Lutte contre la prolifération de la fourmi électrique
Question de :
Mme Laure Lavalette
Var (2e circonscription) - Rassemblement National
Mme Laure Lavalette alerte Mme la ministre de la transition écologique, de la biodiversité et des négociations internationales sur le climat et la nature sur la menace que représente l'implantation de la fourmi dite « électrique » (Wasmannia auropunctata) dans le département du Var. Identifiée parmi les pires espèces invasives au monde, cette espèce est aujourd'hui présente dans deux foyers distincts à Toulon et à La Croix-Valmer, où les colonies sont décrites comme bien établies, occupant notamment près de 4 hectares de quartier résidentiel, avec des densités pouvant atteindre plusieurs milliers d'individus au mètre carré. La piqûre de cet insecte peut entraîner des chocs anaphylactiques chez les personnes allergiques et les enfants, ce qui en fait un risque sanitaire avéré pour les habitants des zones concernées. En 2025, une première campagne d'action a été menée à Toulon, qui s'est avérée être à moitié concluante. En effet, l'utilisation d'un saupoudrage, dont la substance active est un insecticide utilisable sur dérogation, est préconisée pour lutter contre la prolifération de la fourmi électrique. L'emploi de cette méthodologie n'a toutefois pas encore été autorisé. En outre, il est impératif d'agir dans les plus brefs délais, afin d'éviter que le Var, seul département touché de France métropolitaine, ne devienne le point de départ d'une contamination à l'ensemble du territoire national. Aussi, elle lui demande de préciser si elle entend mettre en œuvre le déploiement de la nouvelle méthodologie de lutte par saupoudrage contre cette espèce, afin de réaliser une éradication des foyers identifiés. De surcroît, elle lui demande comment le Gouvernement entend inscrire cette menace dans une stratégie nationale de gestion des espèces exotiques envahissantes, afin de prévenir toute extension de la fourmi électrique à d'autres départements métropolitains.

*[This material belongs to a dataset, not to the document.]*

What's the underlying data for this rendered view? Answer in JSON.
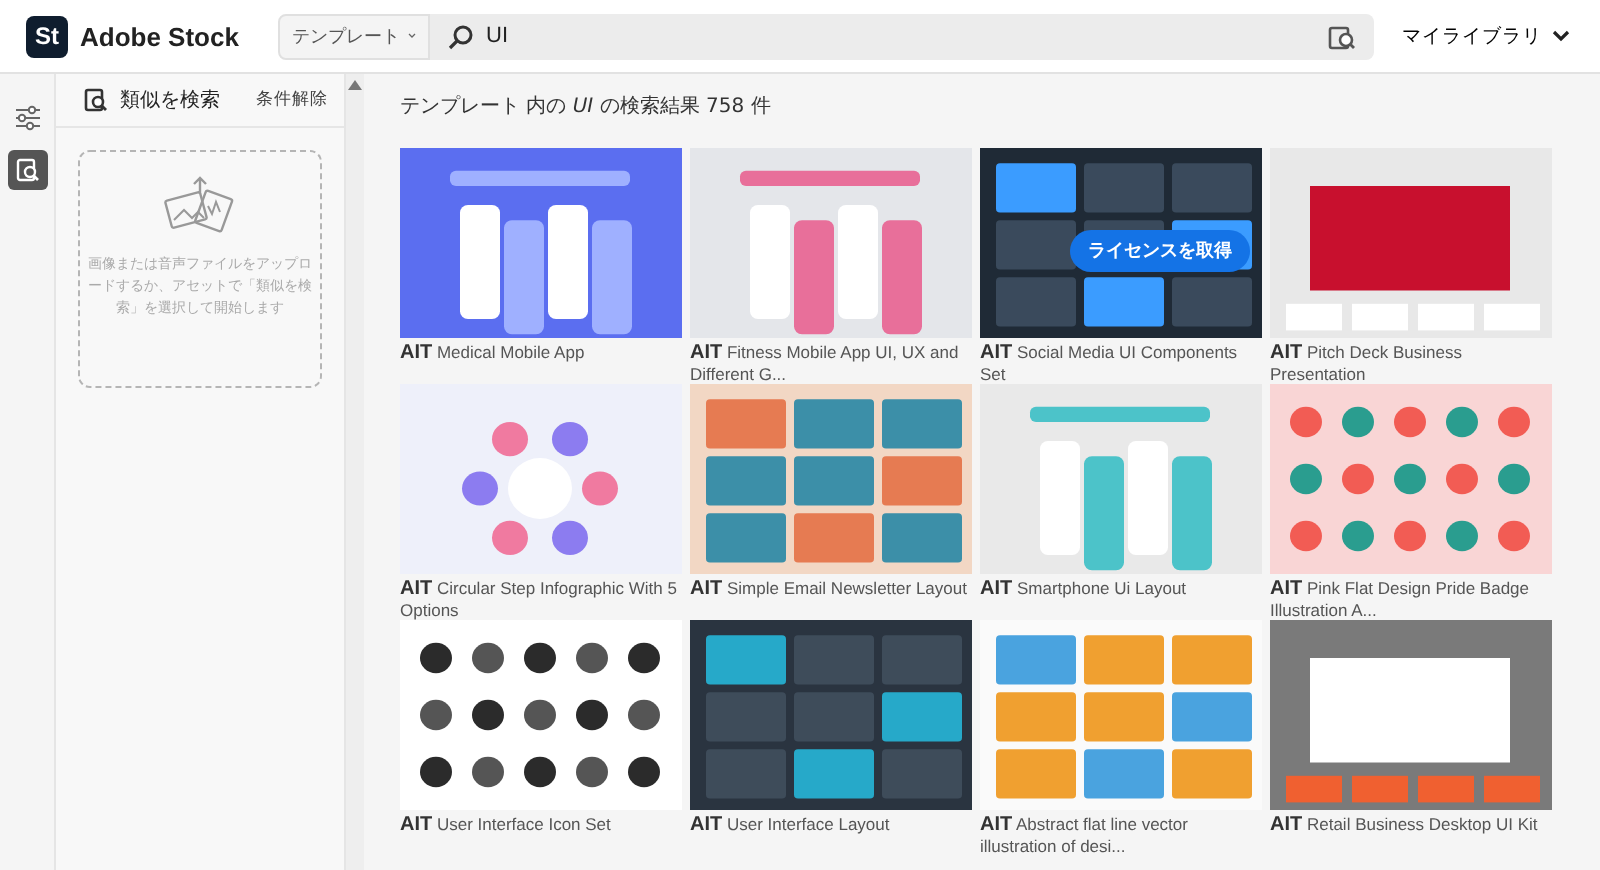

Réponse publiée le 9 juin 2026
La problématique de la fourmi électrique est bien identifiée au niveau des services de l'Etat. La ministre a participé récemment à un comité de pilotage organisé par le préfet du Var où le sujet de la fourmi électrique figurait à l'ordre du jour. Ce sont désormais trois foyers qui sont présents dans le Var (Toulon, la Croix-Valmer, Cavalaire), démontrant les capacités d'extension de l'espèce. La méthodologie de traitement (utilisation d'appâts avec présence d'une substance active) n'ayant pas donné les résultats escomptés, un nouveau protocole est mis en place via le saupoudrage de molécules actives ayant montré leur efficacité dans d'autres situations analogues (Australie, Etats-Unis) : seront utilisés les produits biocides « Campaign® Ant Bait » et « Antixx ». Ils ont été autorisés par arrêté daté du 25 mars 2026 (https://www.legifrance.gouv.fr/loda/id/JORFTEXT000053723113/2026-04-23) pour une période de 180 jours et des protocoles spécifiques figurant en annexes de cet arrêté (protocoles en stations d'appâts et en saupoudrage dans des espaces extérieurs). Il restera à démontrer, par suivi scientifique, l'efficacité de ces méthodes de traitement : en effet, la réussite de ces derniers n'est pas systématique, ni reproductible d'un site à un autre, au regard de leur configuration et du comportement des fourmis. Plus globalement, la gestion de cette espèce relève de la politique de gestion des espèces exotiques envahissantes, pour laquelle une ligne budgétaire de 1,3 millions d'euros a été affectée en 2026. Ce budget permet de financer des opérations de gestion dans l'hexagone et en outre-mer, sur des espèces dont les impacts environnementaux (mais aussi sur les aspects de santé humaine, activités économiques, …) sont avérés.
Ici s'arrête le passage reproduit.